The mystery surrounding the death of a judge killed by a fireball in his garden shed may never be solved after a second inquest today failed to reach a definitive conclusion.

Andrew Chubb, 58, died in a blaze at his farmhouse near Chard, Somerset, just over an hour after telling his wife, Jennifer, 60, he was ending their 34-year marriage.

But at the end of the second inquest - held after years of campaigning by Kerry Sparrow, who had a two-year affair with Chubb - a coroner said today that the cause of the fire remained “unascertained”.

Sheriff Payne said there was insufficient evidence to prove it had been an accident or suicide, but he was satisfied there was no third party involved in his death.

“It has not been possible to determine whether he was disabled from escaping by the effects of the products of combustion or any other means,” he said.

“Both the means and the cause of his death remain unascertained. Evidence that might indicate that he had expressed thoughts of harming himself fall far below proof beyond doubt that is the standard request for the conclusion that he deliberately took his own life.”
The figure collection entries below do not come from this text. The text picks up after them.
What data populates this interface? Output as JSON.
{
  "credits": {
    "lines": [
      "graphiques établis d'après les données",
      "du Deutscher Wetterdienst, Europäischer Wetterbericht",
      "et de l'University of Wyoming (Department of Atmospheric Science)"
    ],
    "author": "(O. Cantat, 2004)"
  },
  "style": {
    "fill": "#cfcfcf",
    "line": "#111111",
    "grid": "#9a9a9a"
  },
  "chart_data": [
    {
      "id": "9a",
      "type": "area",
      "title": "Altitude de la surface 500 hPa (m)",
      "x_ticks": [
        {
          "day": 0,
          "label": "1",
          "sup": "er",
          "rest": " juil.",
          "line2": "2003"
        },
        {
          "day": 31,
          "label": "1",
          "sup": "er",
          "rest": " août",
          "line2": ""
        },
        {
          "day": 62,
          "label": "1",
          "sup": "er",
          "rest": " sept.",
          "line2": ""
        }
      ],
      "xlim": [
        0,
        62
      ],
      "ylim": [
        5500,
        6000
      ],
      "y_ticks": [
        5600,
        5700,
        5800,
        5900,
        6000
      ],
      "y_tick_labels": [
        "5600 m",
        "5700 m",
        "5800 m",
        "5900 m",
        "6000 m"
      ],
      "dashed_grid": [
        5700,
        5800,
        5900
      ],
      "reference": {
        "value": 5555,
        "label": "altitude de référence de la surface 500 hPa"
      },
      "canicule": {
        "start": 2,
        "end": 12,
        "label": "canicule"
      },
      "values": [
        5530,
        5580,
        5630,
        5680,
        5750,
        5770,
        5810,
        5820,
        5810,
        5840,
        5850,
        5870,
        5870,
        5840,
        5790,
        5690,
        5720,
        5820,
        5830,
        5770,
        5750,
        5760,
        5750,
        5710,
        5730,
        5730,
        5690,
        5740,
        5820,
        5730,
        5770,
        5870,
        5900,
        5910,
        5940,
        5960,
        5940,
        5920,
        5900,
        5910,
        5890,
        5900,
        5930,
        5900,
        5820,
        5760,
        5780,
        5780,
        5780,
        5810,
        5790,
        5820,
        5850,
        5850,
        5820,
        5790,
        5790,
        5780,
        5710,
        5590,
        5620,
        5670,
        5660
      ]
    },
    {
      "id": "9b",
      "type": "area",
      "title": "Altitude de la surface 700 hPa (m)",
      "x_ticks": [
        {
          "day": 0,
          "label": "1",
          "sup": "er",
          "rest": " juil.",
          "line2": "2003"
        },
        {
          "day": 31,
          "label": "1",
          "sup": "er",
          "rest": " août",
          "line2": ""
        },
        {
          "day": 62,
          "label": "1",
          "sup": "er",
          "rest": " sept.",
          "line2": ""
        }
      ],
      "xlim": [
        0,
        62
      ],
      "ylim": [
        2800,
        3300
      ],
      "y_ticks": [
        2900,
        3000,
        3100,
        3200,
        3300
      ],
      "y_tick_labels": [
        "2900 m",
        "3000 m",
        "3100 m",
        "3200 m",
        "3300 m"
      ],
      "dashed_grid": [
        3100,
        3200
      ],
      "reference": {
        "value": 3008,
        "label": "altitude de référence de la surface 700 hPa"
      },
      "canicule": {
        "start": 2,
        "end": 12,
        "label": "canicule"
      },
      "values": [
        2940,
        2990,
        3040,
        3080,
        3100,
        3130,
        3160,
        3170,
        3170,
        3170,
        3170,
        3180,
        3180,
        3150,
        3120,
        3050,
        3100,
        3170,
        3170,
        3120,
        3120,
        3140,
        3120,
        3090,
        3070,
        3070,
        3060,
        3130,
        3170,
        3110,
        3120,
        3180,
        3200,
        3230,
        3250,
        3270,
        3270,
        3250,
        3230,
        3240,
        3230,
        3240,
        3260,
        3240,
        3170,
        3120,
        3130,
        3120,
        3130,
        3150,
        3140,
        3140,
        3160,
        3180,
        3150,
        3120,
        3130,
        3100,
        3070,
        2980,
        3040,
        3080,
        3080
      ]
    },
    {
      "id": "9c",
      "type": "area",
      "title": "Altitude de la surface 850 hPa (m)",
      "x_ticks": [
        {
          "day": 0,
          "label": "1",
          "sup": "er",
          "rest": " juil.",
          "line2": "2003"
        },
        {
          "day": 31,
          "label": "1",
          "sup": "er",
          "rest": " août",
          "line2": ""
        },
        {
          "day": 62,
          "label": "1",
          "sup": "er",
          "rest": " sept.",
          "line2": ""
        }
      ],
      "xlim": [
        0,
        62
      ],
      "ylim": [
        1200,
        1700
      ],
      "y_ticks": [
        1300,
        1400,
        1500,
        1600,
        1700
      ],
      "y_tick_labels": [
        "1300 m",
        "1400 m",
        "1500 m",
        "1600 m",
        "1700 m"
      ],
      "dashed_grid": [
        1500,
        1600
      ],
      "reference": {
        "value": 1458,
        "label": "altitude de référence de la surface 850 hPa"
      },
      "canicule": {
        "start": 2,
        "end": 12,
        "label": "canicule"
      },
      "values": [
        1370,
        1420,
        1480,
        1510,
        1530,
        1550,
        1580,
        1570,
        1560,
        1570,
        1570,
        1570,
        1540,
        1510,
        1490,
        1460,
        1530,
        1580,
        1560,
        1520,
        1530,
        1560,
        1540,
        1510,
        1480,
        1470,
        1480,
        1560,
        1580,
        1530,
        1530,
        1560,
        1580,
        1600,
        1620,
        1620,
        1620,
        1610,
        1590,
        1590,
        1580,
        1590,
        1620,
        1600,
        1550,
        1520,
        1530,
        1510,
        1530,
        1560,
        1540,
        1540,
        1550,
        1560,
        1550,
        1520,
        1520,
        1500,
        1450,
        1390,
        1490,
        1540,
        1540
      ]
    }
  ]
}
In recording his narrative verdict, Mr Payne said it was a mystery why Judge Chubb had closed the doors to the shed and why he had not tried to escape the fire.

“It is likely that the fire was caused or accelerated by the ignition of petrol vapour. It has not been possible to establish how the vapour arose nor the source of ignition.

“There was no electricity or gas supply to the shed. No match or means of fire lighting were found.”

He said the judge did not smoke or carry matches and no one had heard any attempt by him to start the lawnmower.

Mrs Chubb was arrested on suspicion of murder and perjury a year after her husband’s death. No charges were ever brought and the coroner said today it would have been virtually impossible for her to “disable” him and then set fire to the shed.